Outremont councillor says no exemptions for Purim buses

As the Jewish holiday of Purim approaches, an Outremont borough councillor says a controversial bylaw that bans certain buses from residential streets shouldn't be touched.

B'nai Brith calls for greater understanding from neighbours of Hasidim

B'Nai Brith's lawyer says Outremont is a microcosm within Quebec society because of its Hasidic Jewish community. (Paul Chiasson/CP)

As the Jewish holiday of Purim approaches, an Outremont borough councillor says a controversial bylaw that could dampen celebrations should remain untouched.

The bylaw bans the use of double-axle vehicles on residential streets, which includes the buses used to transport Orthodox Jewish children who go door-to-door in costume for Purim, singing and collecting money for their schools and the poor.

"I’m happy with the status quo, because I think that we’ve reached a compromise to the extent where, if we did loosen up the bylaw, we would create even more tension," said Louis Moffatt, an independent borough councillor.

"And what I need right now is a lasting solution, not to create more tension in the district."

Members of the Hasidic community are upset over the lack of borough council support in granting an exemption to the bylaw for Purim.

An appeal at the Feb. 4 borough council meeting to grant that exemption didn't get any support.

Moffatt told Daybreak this morning that the bylaw, which has been in place since 2003, has been contested in the past.

He said that the Montreal police have been handling Purim well for years by directing traffic and issuing traffic violation tickets in cases where the bylaw was broken.

Hasidic community unhappy with bylaw

Members of the Hasidic Jewish community aren’t pleased with the status quo, though, and neither is B’nai Brith Canada, a Jewish advocacy and human rights organization.

"The irony is, if you remove these 25-seat buses and you put in, let’s say the mothers driving minivans, you’re going to increase the amount of traffic, you’re going to increase the amount of pollution, and frankly, most importantly, you’re going to increase the level of dangerousness for pedestrians and for drivers in general," said B’nai Brith Canada legal advisor Steven Slimovitch.

He said that Outremont is a microcosm in a province where religion is considered as something to be practiced privately and in the home.

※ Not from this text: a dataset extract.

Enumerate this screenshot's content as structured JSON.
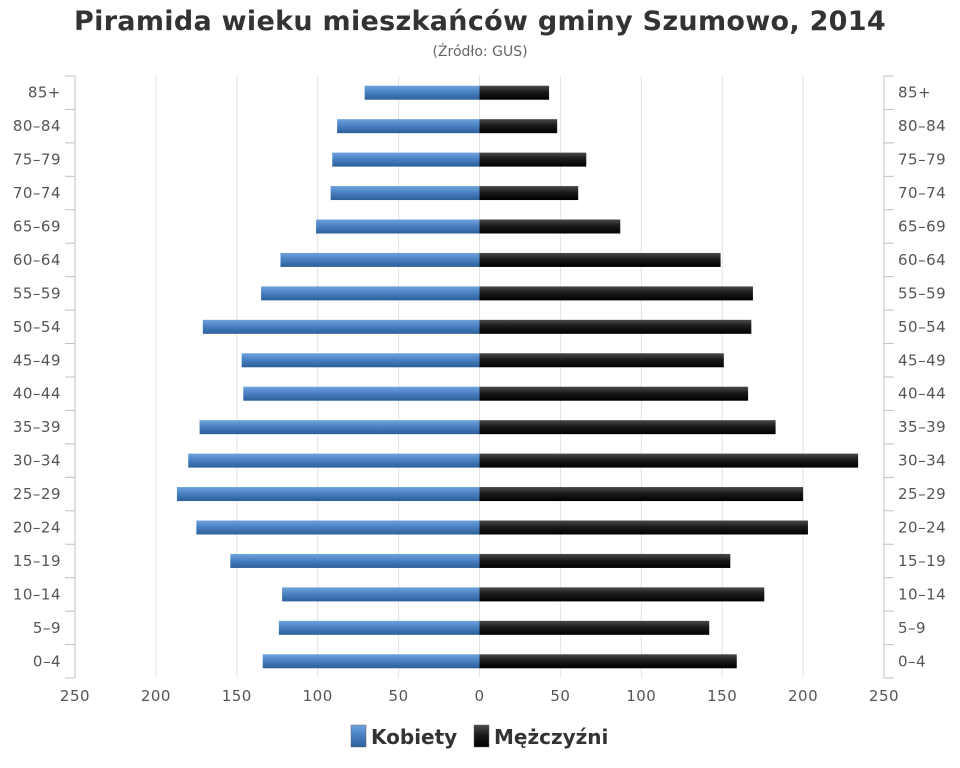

"The Canadian model is not like that. The Canadian model is freedom of religion to practice your religion in the way you think it should be practiced, obviously within reason," he told Daybreak.

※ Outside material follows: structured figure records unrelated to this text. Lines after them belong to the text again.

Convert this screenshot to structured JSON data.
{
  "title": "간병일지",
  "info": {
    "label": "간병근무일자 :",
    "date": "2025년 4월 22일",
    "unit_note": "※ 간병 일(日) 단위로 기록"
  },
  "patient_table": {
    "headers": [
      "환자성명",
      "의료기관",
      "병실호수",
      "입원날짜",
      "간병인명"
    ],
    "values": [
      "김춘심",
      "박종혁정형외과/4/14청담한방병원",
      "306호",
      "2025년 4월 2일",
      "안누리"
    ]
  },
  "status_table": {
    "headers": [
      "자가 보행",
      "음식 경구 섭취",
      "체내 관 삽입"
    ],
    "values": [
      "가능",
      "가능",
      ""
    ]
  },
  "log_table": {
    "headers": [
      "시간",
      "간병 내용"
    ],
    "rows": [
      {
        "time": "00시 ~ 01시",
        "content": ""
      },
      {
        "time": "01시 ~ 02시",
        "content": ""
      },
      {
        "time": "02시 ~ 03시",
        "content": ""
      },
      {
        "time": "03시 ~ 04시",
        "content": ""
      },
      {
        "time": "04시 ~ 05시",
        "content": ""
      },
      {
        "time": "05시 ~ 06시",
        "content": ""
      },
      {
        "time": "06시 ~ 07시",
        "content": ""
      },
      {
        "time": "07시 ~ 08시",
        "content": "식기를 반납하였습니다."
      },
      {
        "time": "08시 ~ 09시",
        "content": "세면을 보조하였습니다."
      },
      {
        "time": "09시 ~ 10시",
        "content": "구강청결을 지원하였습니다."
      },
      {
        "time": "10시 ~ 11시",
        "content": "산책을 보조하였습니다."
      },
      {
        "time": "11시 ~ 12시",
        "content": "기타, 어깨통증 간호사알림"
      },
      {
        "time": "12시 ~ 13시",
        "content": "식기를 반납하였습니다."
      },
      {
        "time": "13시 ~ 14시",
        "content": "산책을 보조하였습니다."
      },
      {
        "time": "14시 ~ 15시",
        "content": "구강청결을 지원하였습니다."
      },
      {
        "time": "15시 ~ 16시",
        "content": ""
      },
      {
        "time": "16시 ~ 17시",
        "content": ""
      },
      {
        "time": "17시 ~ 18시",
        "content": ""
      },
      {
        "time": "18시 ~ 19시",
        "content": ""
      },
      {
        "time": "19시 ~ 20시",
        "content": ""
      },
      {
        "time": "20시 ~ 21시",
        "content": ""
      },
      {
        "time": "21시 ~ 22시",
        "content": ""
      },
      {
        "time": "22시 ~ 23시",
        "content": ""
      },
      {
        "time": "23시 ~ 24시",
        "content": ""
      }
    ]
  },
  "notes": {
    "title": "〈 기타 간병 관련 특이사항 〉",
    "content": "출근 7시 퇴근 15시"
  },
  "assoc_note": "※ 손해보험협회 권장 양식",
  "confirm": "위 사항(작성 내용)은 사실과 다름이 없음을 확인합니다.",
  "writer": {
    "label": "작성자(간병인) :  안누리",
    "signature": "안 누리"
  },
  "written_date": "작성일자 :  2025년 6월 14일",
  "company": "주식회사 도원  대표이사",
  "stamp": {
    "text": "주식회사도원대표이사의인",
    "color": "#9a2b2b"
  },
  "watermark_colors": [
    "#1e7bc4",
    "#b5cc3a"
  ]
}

The buses currently used by Outremont’s Hasidic community for Purim are larger than minibuses but not quite the size of coach buses.

Borough councillor Céline Forget was the subject of a controversy during last year’s Purim after she personally tried to enforce the bylaw.

She declined to be interviewed, instead issuing a brief email that read (in French): "I believe this case is fairly simple: minibuses are permitted on all the streets, but not buses. And it’s like that for everybody."